Striking Photos Documented Life of African-Americans in Chicago’s South Side in 1941
The Great Migrations from 1910 to 1960 brought millions of African-Americans from the rural South to Chicago, where they became an urban population. The mass exodus radically transformed Chicago, both politically and culturally.
For many fleeing the segregation, disenfranchisement and increasing racist violence of the Jim Crow South, the industrial hub of Chicago, with thousands of jobs in steel mills, railroads, meatpacking plants, and the automobile industry, offered the best prospects for self-determination.
The masses of new migrants arriving in the cities captured public attention, and urban white northerners started to get worried, as their neighborhoods rapidly changed.
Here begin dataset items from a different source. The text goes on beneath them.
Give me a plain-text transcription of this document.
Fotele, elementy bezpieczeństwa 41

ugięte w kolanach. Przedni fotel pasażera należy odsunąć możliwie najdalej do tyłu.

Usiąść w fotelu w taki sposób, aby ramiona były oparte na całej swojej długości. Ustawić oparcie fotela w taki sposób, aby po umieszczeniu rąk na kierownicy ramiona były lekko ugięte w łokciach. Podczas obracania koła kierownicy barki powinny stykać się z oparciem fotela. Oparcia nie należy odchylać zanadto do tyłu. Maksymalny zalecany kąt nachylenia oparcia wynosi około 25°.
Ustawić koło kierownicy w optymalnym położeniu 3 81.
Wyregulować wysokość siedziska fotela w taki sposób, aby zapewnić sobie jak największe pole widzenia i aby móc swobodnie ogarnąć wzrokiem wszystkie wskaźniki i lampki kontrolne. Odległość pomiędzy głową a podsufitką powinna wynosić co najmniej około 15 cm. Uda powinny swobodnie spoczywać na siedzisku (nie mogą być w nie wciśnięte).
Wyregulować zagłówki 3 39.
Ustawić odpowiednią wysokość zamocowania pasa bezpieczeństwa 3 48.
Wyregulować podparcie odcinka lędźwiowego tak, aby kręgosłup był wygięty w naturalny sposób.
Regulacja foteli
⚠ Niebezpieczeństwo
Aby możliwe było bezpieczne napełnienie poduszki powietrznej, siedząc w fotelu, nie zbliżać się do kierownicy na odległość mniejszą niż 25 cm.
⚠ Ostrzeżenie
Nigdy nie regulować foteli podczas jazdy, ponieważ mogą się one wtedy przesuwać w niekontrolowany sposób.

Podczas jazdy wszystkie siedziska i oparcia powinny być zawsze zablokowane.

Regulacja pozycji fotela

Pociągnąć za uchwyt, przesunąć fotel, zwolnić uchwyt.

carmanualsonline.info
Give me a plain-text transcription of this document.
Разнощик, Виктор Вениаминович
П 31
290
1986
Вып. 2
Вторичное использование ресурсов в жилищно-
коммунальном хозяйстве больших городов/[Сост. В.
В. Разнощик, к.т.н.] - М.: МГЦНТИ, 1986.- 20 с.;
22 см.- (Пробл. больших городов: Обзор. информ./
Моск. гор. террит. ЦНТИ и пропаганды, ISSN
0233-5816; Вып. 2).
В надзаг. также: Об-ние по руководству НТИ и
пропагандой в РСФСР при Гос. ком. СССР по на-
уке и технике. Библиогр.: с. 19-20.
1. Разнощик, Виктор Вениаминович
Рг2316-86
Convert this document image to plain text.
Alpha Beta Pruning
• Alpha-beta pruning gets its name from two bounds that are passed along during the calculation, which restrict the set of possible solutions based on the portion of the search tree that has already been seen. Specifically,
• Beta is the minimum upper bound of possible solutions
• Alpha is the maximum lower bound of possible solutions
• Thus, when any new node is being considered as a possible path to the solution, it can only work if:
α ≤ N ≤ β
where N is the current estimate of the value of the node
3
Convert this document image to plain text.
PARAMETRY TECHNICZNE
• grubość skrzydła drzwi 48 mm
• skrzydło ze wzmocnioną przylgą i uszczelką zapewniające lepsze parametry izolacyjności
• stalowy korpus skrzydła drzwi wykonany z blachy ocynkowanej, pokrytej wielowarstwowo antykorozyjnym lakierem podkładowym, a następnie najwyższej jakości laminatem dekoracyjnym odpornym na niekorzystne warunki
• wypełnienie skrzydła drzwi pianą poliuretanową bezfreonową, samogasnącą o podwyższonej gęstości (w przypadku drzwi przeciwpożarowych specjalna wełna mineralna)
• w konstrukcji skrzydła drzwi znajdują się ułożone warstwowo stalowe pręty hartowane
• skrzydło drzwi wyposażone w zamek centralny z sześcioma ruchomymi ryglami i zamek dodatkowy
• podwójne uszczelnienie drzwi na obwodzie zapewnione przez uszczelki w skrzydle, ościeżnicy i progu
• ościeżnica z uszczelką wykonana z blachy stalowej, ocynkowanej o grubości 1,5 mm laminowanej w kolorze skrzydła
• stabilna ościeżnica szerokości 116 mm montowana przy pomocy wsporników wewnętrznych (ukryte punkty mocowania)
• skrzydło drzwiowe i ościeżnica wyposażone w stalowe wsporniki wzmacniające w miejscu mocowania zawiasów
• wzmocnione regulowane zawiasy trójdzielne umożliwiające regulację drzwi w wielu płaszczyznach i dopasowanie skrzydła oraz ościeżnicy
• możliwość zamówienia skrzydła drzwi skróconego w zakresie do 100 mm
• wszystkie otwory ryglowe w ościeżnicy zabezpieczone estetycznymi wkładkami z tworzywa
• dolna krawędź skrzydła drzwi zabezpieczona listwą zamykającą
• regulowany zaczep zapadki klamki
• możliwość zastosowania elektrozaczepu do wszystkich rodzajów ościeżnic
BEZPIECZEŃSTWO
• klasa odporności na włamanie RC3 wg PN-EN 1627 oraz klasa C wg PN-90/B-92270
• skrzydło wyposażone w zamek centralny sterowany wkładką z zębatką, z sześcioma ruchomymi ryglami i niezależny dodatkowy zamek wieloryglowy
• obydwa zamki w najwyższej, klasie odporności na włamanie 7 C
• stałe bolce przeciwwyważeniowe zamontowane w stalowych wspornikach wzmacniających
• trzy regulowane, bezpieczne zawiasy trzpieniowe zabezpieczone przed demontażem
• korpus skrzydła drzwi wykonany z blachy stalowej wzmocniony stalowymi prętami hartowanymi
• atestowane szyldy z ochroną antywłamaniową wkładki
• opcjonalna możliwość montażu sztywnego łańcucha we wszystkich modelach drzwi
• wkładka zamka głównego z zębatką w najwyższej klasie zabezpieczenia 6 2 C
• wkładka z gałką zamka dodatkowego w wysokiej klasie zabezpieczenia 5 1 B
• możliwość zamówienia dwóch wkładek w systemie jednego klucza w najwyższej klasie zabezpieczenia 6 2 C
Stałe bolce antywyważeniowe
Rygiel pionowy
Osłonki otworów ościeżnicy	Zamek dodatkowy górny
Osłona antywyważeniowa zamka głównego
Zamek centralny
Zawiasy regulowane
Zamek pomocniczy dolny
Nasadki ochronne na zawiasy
New arrivals encountered territorial resistance from entrenched white ethnic groups, particularly Irish-Americans. That, combined with racist housing covenants, led to the de facto segregation of African-Americans into a narrow strip of run-down neighborhoods on the city’s South Side which came to be called the “Black Belt.”
Despite these obstacles, African-Americans managed to shape the South Side into one of the urban capitals of black America.
In the spring of 1941, Farm Security Administration photographer Edwin Rosskam visited the Black Belt. Rosskam, with Richard Wright as a guide, spent three weeks photographing the city’s South Side, from Maxwell Street through the impoverished “kitchenette” neighborhoods to wealthier areas near 47th street.